简体   繁体   English

C ++ istream with lex

[英]C++ istream with lex

I have a working grammar (written in lex and bison) that parses polynomial expressions. 我有一个工作语法(用lex和bison编写)来解析多项式表达式。 It is like your standard, text-book calculator-like syntax. 这就像您的标准,教科书计算器般的语法。 Here is a very simplified version of the grammar: 这是一个非常简化的语法版本:

Expr
: DOUBLE        {$$ = newConstExpr($1);}
| Expr '+' Expr {$$ = newBinaryExpr('+', $1, $2);}
| Expr '*' Expr {$$ = NewBinaryExpr('*', $1, $2);}
| '(' Expr ')'  {$$ = $2;}
;

My problem is that Lex uses a FILE* for yyin, and I need to parse input from a C++ istream. 我的问题是Lex为yyin使用FILE *,我需要解析来自C ++ istream的输入。 I know that flex++ can generate the FlexLexer class (which can take an istream in its constructo), but it is difficult to get it to mesh with Bison, and even the author himself claims (in the comments in the generated lexer file) that it is buggy. 我知道flex ++可以生成FlexLexer类(可以在其构造中使用istream),但是很难让它与Bison相结合,甚至作者自己声称(在生成的lexer文件的注释中)它马车。

So I am wondering if anyone knows a good way to use a flex scanner and bison parser with a C++ istream object as the input instead of a FILE*. 所以我想知道是否有人知道使用flex扫描器和bison解析器与C ++ istream对象作为输入而不是FILE *的好方法。

You can get input into lex however you want by definining a custom YY_INPUT macro. 您可以通过定义自定义YY_INPUT宏来获取lex的输入。

For a real-world example, take a look at my: 对于一个真实的例子,看看我的:

http://www.kylheku.com/cgit/txr/tree/parser.l http://www.kylheku.com/cgit/txr/tree/parser.l

Here, I redirect the flex scanner to work with special stream objects which are part of a dynamic object library. 在这里,我重定向flex scanner以使用特殊的流对象,这些对象是动态对象库的一部分。 Like iostream s, these are not FILE * . iostream一样,这些不是FILE *

This allows me to do things like lexically analyze the command line when the program is run with -c <script text> . 这允许我在使用-c <script text>运行程序时执行词法分析命令行等操作。

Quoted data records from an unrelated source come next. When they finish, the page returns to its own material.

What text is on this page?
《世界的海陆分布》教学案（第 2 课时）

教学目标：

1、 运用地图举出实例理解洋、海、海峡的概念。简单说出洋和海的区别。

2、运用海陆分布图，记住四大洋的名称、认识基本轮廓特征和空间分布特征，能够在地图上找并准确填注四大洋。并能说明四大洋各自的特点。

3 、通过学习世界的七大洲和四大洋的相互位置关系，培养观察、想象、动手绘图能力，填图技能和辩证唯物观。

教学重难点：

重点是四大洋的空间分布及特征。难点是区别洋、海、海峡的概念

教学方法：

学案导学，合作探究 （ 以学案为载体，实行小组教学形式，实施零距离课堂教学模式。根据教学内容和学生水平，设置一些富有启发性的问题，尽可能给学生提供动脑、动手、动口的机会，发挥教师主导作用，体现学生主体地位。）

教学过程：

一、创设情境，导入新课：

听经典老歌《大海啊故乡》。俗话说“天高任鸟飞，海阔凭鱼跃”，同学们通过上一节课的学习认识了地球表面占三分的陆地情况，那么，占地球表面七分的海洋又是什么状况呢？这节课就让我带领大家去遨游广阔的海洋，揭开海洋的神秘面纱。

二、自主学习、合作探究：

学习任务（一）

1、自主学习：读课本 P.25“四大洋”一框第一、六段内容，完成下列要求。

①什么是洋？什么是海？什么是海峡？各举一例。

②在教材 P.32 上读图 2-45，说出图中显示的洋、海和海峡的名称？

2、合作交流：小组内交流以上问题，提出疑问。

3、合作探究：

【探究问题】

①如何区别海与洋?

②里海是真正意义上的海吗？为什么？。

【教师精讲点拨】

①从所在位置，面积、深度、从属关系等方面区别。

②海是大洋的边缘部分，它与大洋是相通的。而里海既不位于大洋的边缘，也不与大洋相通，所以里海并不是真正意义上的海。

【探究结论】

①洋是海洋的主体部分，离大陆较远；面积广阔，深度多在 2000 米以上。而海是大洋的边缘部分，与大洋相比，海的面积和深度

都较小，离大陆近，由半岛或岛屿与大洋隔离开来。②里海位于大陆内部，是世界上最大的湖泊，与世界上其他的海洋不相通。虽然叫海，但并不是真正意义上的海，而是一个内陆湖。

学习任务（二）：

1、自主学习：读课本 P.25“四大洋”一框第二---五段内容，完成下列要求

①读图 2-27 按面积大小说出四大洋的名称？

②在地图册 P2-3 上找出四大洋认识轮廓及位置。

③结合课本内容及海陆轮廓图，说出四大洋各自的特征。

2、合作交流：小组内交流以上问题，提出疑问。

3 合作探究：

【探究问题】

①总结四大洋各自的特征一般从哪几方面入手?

(As an aside, the scanner works with 8 bit bytes. This is why the YY_INPUT macro uses my get_byte function. When the yyin_stream is a string stream, the get_byte implementation will actually put out the UTF-8 encoding bytes corresponding to the Unicode chars inside the string, so multiple get_byte calls may be necessary before the stream advances to the next character of the string. Over a file stream, get_byte just gets the byte from the underlying OS stream.) (另外,扫描器使用8位字节。这就是YY_INPUT宏使用我的get_byte函数的原因。当yyin_stream是一个字符串流时, get_byte实现实际上会输出对应于Unicode字符的UTF-8编码字节在字符串内部,因此在流前进到字符串的下一个字符之前可能需要多次get_byte调用。通过文件流, get_byte只从底层OS流中获取字节。)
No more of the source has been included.